Less serious visitations have, in former times, left their eternal imprint on the age. They served to point the moral of widespread reform—to emphasize the practice of hygiene and sanity. For all such scourges are but signs of Nature's trust betrayed, her sacred laws defied in the wild rush for gain, oblivious of the Law of Compensation's cost, with its inevitable reckoning.

Thus, to the discoverer of the lost initiative, what prospect does the future hold in store?

Pandemics, such as this, repeat themselves; and other forms of dread disease are following the footsteps of mankind. Arterio sclerosis, (hardening of the arteries), with its kindred complaints, for instance, now threatens to become a standing feature of the race through ignorance of the physiological functions of the nerves, their tissue exhaustion and supply.

With such impending dangers are our men distressed; and yet there seems but grudging, slight encouragement for those who seek to stay the onslaught of the foe, by scientific measures of precaution and hygiene.

What the nation needs is now a practical and nation-wide awakening. Let the people realize the danger of their risk; let them rally to the call and loyally support those who thus offer them the safeguard of knowledge as a refuge from the impending storm. Then will so-called "incurable disease" be relegated to the limbo of the past and, among other prophylactic means, this, my latest great discovery—the cause of Influenza, its prevention and its cure, a discovery which must rank amongst the great scientific achievements of the day—will mitigate the force of epidemics on mankind. It should also give to the reader of this little book a fair assurance of what immunity it is possible to secure by careful study and practice of its truths and should prove to the thinker the nucleus of a lesson which can nowhere be better learned than in the teachings and the precepts of the Hygienic-Dietetic School.
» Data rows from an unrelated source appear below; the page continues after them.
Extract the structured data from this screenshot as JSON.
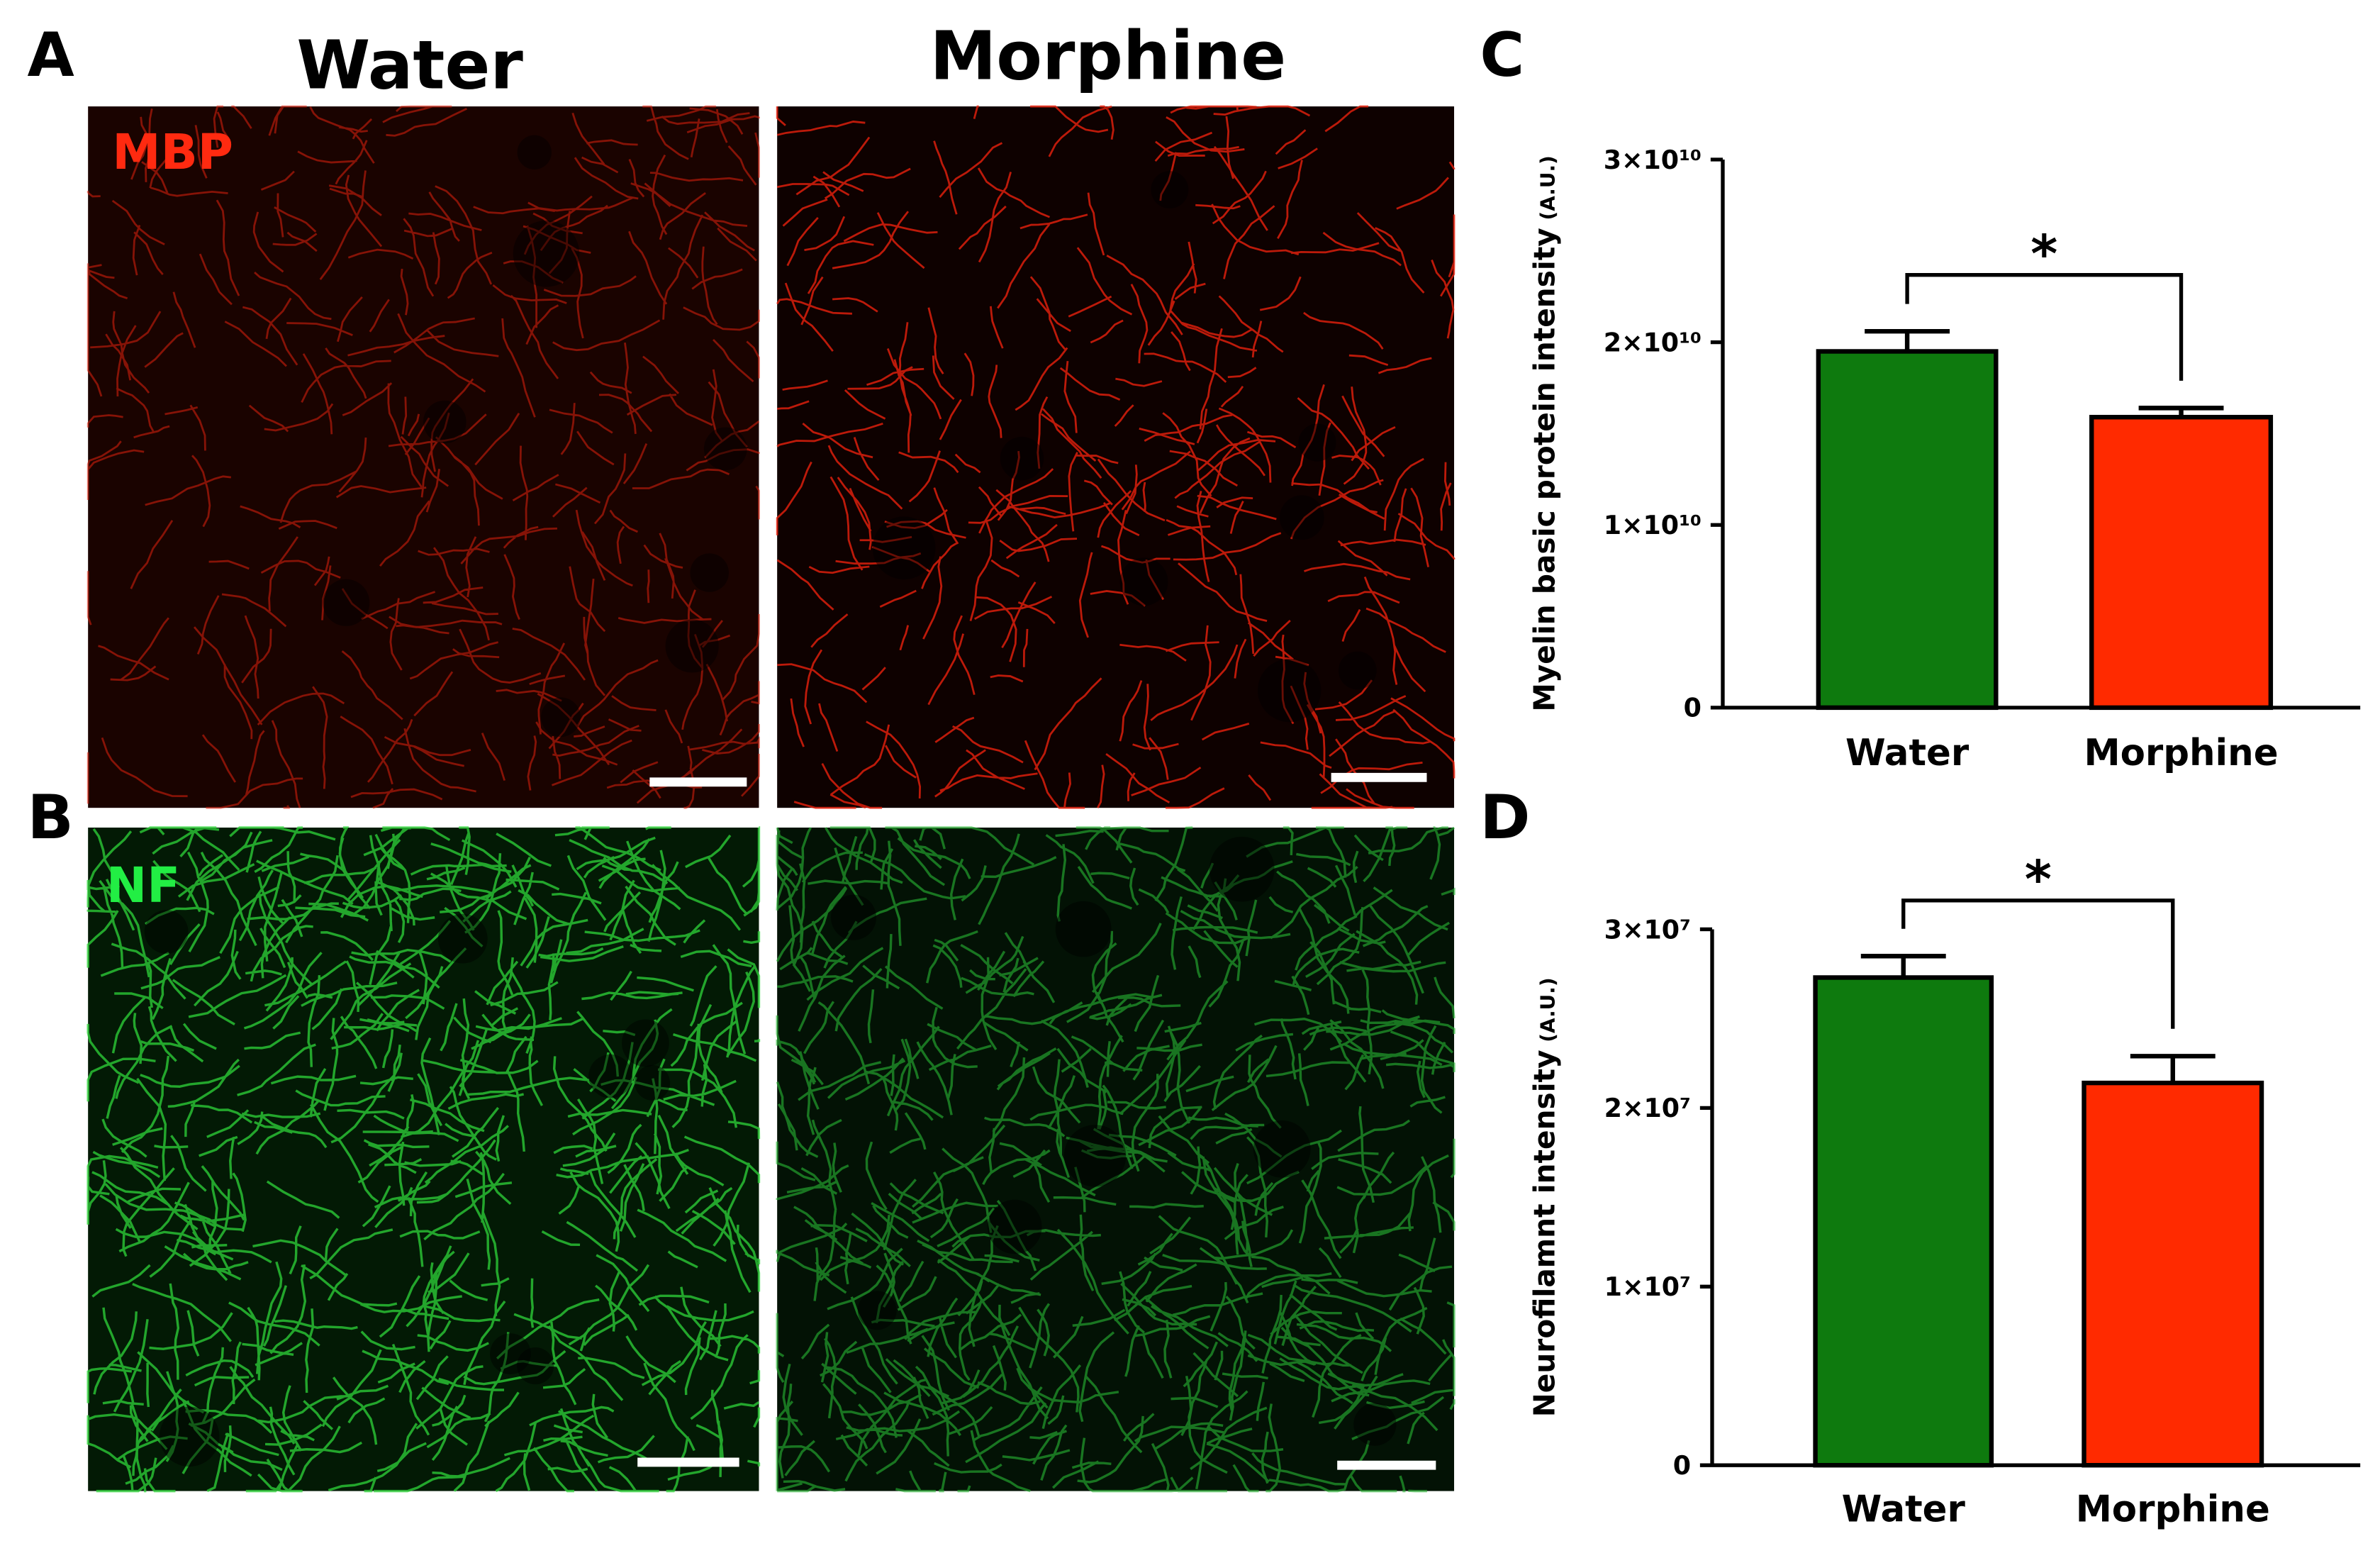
{
  "panel_labels": [
    "A",
    "B",
    "C",
    "D"
  ],
  "column_titles": [
    "Water",
    "Morphine"
  ],
  "row_labels": [
    "MBP",
    "NF"
  ],
  "chart_data": [
    {
      "type": "bar",
      "categories": [
        "Water",
        "Morphine"
      ],
      "values": [
        19500000000,
        15900000000
      ],
      "errors": [
        1100000000,
        500000000
      ],
      "colors": [
        "#0e7a0e",
        "#ff2a00"
      ],
      "ylim": [
        0,
        30000000000
      ],
      "yticks": [
        0,
        {
          "value": 10000000000,
          "label": "1×10¹⁰"
        },
        {
          "value": 20000000000,
          "label": "2×10¹⁰"
        },
        {
          "value": 30000000000,
          "label": "3×10¹⁰"
        }
      ],
      "ylabel": "Myelin basic protein intensity",
      "ylabel_unit": "(A.U.)",
      "annotation": "*"
    },
    {
      "type": "bar",
      "categories": [
        "Water",
        "Morphine"
      ],
      "values": [
        27300000,
        21400000
      ],
      "errors": [
        1200000,
        1500000
      ],
      "colors": [
        "#0e7a0e",
        "#ff2a00"
      ],
      "ylim": [
        0,
        30000000
      ],
      "yticks": [
        0,
        {
          "value": 10000000,
          "label": "1×10⁷"
        },
        {
          "value": 20000000,
          "label": "2×10⁷"
        },
        {
          "value": 30000000,
          "label": "3×10⁷"
        }
      ],
      "ylabel": "Neurofilamnt intensity",
      "ylabel_unit": "(A.U.)",
      "annotation": "*"
    }
  ]
}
"But to the hero, when his sword
Has won the battle for the free,
Thy voice sounds like a prophet's word
And in its hollow tones are heard
The thanks of millions yet to be"

FINIS.

Wide and unlimited as the field of biology and the hygienic-dietetic method of healing is, I have in the foregoing pages tried to devise a guide that will indicate the points that are most necessary to the confidence of the patient, based upon knowledge.

If I have enlightened my readers sufficiently regarding the most modern results of biological research, if I have succeeded in showing them the ray of hope, in the midst of their suffering, that will give them courage to live, and live as healthy human beings, I shall feel amply rewarded for the hard work that had necessarily to be done before the present pinnacle in the art of healing could be reached.

Let me repeat: this brochure is not designed to lead any one away from the man who knows, who has gone to the sources of wisdom, to bring salvation to those who demand the right to live in health and vigor. Far otherwise; for my deliberate injunction is that the cure of disease, in any form, should not be undertaken except under the guidance of an hygienic physician who may indicate to them the path, so that they may not tread it blindly, but in the light of knowledge.

The outlines of a great and wonderful science are presented. Another wall between the layman and the professional has been torn down. If, my readers, you can one day say this booklet has guided you to the right path, back to the enjoyment of life in youthful health and vigor, then join with me and others in propagating these sane and safe principles, and make others "Dare to be Healthy," as you have dared yourself.

FOOTNOTES:

[D] This amount is given by the Seattle Post-Intelligencer, in an editorial devoted to the terrible plague on March 16th, 1919.

[E] The pamphlet, which also contains a chart of the Vagus in 2 colors, may be obtained either from the author or through any bookseller. The price is 50 cents.